I started at the beginning of the Collected, with A Curtain of Green and Other Stories, published in 1941. The Wide Net and Other Stories followed close on its heels in 1943. I’m midway through The Golden Apples now, which appeared in 1949 and so finished out an astonishingly productive decade. I love these stories. Welty's use of voice, her sense of history and place, her delight in the grotesque, are easily in league with Faulkner. Moreover, I find her largely free of the pathological Southern sentimentalism that nags at even his greatest work (and smothers some of it). You can draw lines from Welty not only to the aforementioned Hannah and to Flannery O'Connor, but to Joy Williams and--in a story like "Moon Lake", for instance--even Christine Schutt.

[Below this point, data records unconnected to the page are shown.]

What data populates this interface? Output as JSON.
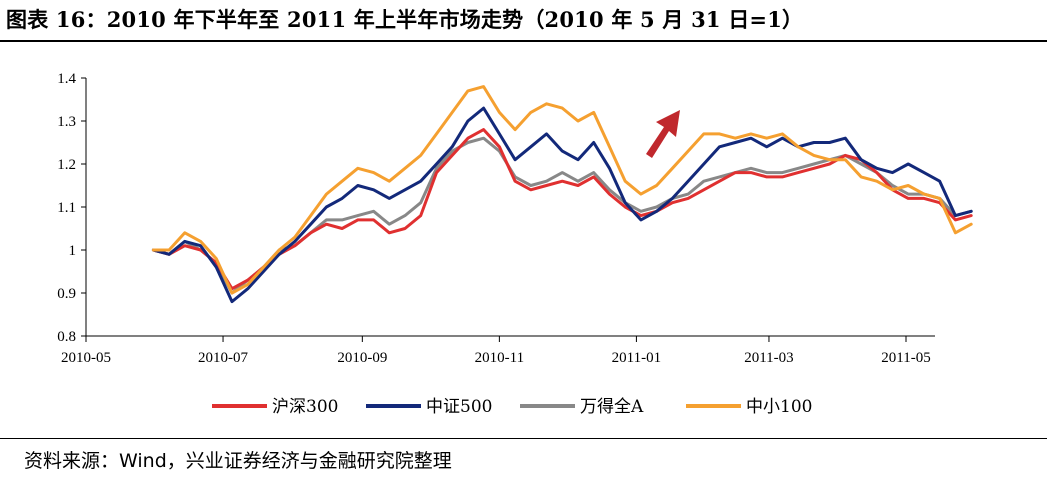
{
  "title": "图表 16：2010 年下半年至 2011 年上半年市场走势（2010 年 5 月 31 日=1）",
  "source": "资料来源：Wind，兴业证券经济与金融研究院整理",
  "chart_data": {
    "type": "line",
    "ylim": [
      0.8,
      1.4
    ],
    "yticks": [
      "0.8",
      "0.9",
      "1",
      "1.1",
      "1.2",
      "1.3",
      "1.4"
    ],
    "xticks": [
      "2010-05",
      "2010-07",
      "2010-09",
      "2010-11",
      "2011-01",
      "2011-03",
      "2011-05"
    ],
    "x": [
      "2010-05-31",
      "2010-06-07",
      "2010-06-14",
      "2010-06-21",
      "2010-06-28",
      "2010-07-05",
      "2010-07-12",
      "2010-07-19",
      "2010-07-26",
      "2010-08-02",
      "2010-08-09",
      "2010-08-16",
      "2010-08-23",
      "2010-08-30",
      "2010-09-06",
      "2010-09-13",
      "2010-09-20",
      "2010-09-27",
      "2010-10-04",
      "2010-10-11",
      "2010-10-18",
      "2010-10-25",
      "2010-11-01",
      "2010-11-08",
      "2010-11-15",
      "2010-11-22",
      "2010-11-29",
      "2010-12-06",
      "2010-12-13",
      "2010-12-20",
      "2010-12-27",
      "2011-01-03",
      "2011-01-10",
      "2011-01-17",
      "2011-01-24",
      "2011-01-31",
      "2011-02-07",
      "2011-02-14",
      "2011-02-21",
      "2011-02-28",
      "2011-03-07",
      "2011-03-14",
      "2011-03-21",
      "2011-03-28",
      "2011-04-04",
      "2011-04-11",
      "2011-04-18",
      "2011-04-25",
      "2011-05-02",
      "2011-05-09",
      "2011-05-16",
      "2011-05-23",
      "2011-05-30"
    ],
    "series": [
      {
        "name": "沪深300",
        "color": "#e03030",
        "values": [
          1.0,
          0.99,
          1.01,
          1.0,
          0.97,
          0.91,
          0.93,
          0.96,
          0.99,
          1.01,
          1.04,
          1.06,
          1.05,
          1.07,
          1.07,
          1.04,
          1.05,
          1.08,
          1.18,
          1.22,
          1.26,
          1.28,
          1.24,
          1.16,
          1.14,
          1.15,
          1.16,
          1.15,
          1.17,
          1.13,
          1.1,
          1.08,
          1.09,
          1.11,
          1.12,
          1.14,
          1.16,
          1.18,
          1.18,
          1.17,
          1.17,
          1.18,
          1.19,
          1.2,
          1.22,
          1.21,
          1.18,
          1.14,
          1.12,
          1.12,
          1.11,
          1.07,
          1.08
        ]
      },
      {
        "name": "中证500",
        "color": "#13297a",
        "values": [
          1.0,
          0.99,
          1.02,
          1.01,
          0.96,
          0.88,
          0.91,
          0.95,
          0.99,
          1.02,
          1.06,
          1.1,
          1.12,
          1.15,
          1.14,
          1.12,
          1.14,
          1.16,
          1.2,
          1.24,
          1.3,
          1.33,
          1.27,
          1.21,
          1.24,
          1.27,
          1.23,
          1.21,
          1.25,
          1.19,
          1.11,
          1.07,
          1.09,
          1.12,
          1.16,
          1.2,
          1.24,
          1.25,
          1.26,
          1.24,
          1.26,
          1.24,
          1.25,
          1.25,
          1.26,
          1.21,
          1.19,
          1.18,
          1.2,
          1.18,
          1.16,
          1.08,
          1.09
        ]
      },
      {
        "name": "万得全A",
        "color": "#888888",
        "values": [
          1.0,
          0.99,
          1.02,
          1.0,
          0.97,
          0.9,
          0.93,
          0.96,
          1.0,
          1.01,
          1.04,
          1.07,
          1.07,
          1.08,
          1.09,
          1.06,
          1.08,
          1.11,
          1.19,
          1.23,
          1.25,
          1.26,
          1.23,
          1.17,
          1.15,
          1.16,
          1.18,
          1.16,
          1.18,
          1.14,
          1.11,
          1.09,
          1.1,
          1.12,
          1.13,
          1.16,
          1.17,
          1.18,
          1.19,
          1.18,
          1.18,
          1.19,
          1.2,
          1.21,
          1.22,
          1.2,
          1.18,
          1.15,
          1.13,
          1.13,
          1.12,
          1.08,
          1.09
        ]
      },
      {
        "name": "中小100",
        "color": "#f5a030",
        "values": [
          1.0,
          1.0,
          1.04,
          1.02,
          0.98,
          0.9,
          0.92,
          0.96,
          1.0,
          1.03,
          1.08,
          1.13,
          1.16,
          1.19,
          1.18,
          1.16,
          1.19,
          1.22,
          1.27,
          1.32,
          1.37,
          1.38,
          1.32,
          1.28,
          1.32,
          1.34,
          1.33,
          1.3,
          1.32,
          1.24,
          1.16,
          1.13,
          1.15,
          1.19,
          1.23,
          1.27,
          1.27,
          1.26,
          1.27,
          1.26,
          1.27,
          1.24,
          1.22,
          1.21,
          1.21,
          1.17,
          1.16,
          1.14,
          1.15,
          1.13,
          1.12,
          1.04,
          1.06
        ]
      }
    ]
  }
}
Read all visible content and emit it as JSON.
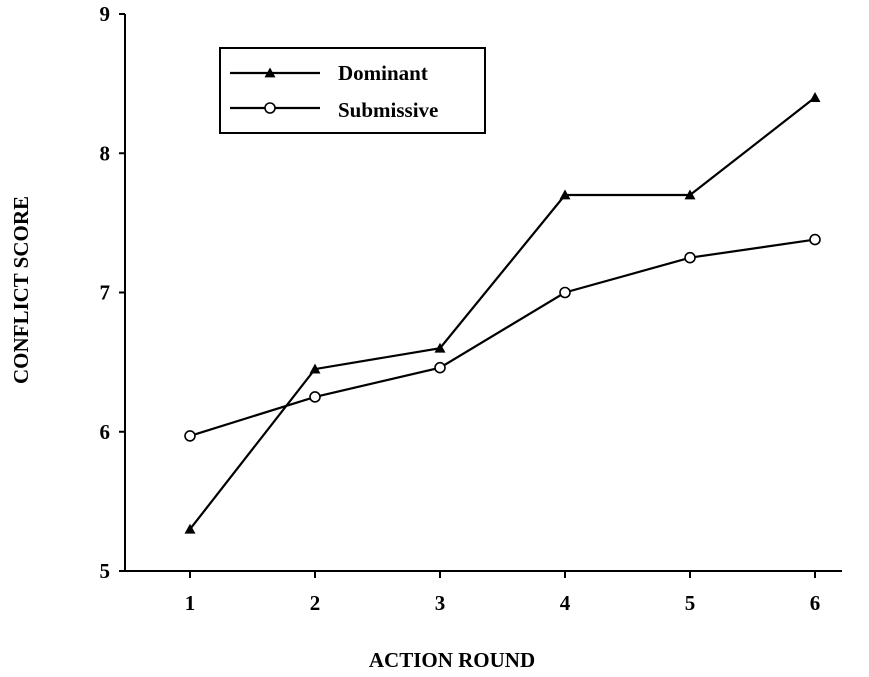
{
  "chart_data": {
    "type": "line",
    "title": "",
    "xlabel": "ACTION ROUND",
    "ylabel": "CONFLICT SCORE",
    "x": [
      1,
      2,
      3,
      4,
      5,
      6
    ],
    "x_tick_labels": [
      "1",
      "2",
      "3",
      "4",
      "5",
      "6"
    ],
    "ylim": [
      5,
      9
    ],
    "y_ticks": [
      5,
      6,
      7,
      8,
      9
    ],
    "y_tick_labels": [
      "5",
      "6",
      "7",
      "8",
      "9"
    ],
    "grid": false,
    "legend_position": "top-left",
    "series": [
      {
        "name": "Dominant",
        "marker": "triangle",
        "color": "#000000",
        "values": [
          5.3,
          6.45,
          6.6,
          7.7,
          7.7,
          8.4
        ]
      },
      {
        "name": "Submissive",
        "marker": "circle",
        "color": "#000000",
        "values": [
          5.97,
          6.25,
          6.46,
          7.0,
          7.25,
          7.38
        ]
      }
    ]
  }
}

But the writer of whom Welty reminds me most strongly, especially in those early books, is Nathaniel Hawthorne. Stories like “A Visit of Charity,” “Death of a Traveling Salesman,” “Old Mr. Marblehall,” and “The Wide Net” put me in mind of Hawthorne’s earthy, sinister, proto-Kafkan tales such as “My Kinsman, Major Molineux,” “The Minister’s Black Veil,” and especially “Wakefield.” And one great thing about reading a Collected Stories is being able to trace the arc of its author’s development. As much as I admire and enjoy those flinty, mysterious first two books, to read The Golden Apples is to watch a natural born talent achieve true mastery of her form.  The seven connected stories it contains feel less imagined than lived, or better still, dreamed into being, as in this paragraph from “Moon Lake”:

“Luminous of course but hidden from them, Moon Lake streamed out in the night. By moonlight sometimes it seemed to run like a river. Beyond the cry of the frogs there were sounds of a boat moored somewhere, of its vague, clumsy reaching at the shore, those sounds that are recognized as being made by something sightless. When did boats have eyes--once? Nothing watched that their little part of the lake stayed roped off and protected; was it there now, the rope stretched frail-like between posts that swayed in mud? That rope was to mark how far the girls could swim. Beyond lay the deep part, some bottomless parts, said Moody. Here and there was the quicksand that stirred your footprint and kissed your heel. All snakes, harmless and harmful, were freely playing now; they put a trailing, moony division between weed and weed--bright, turning, bright and turning.”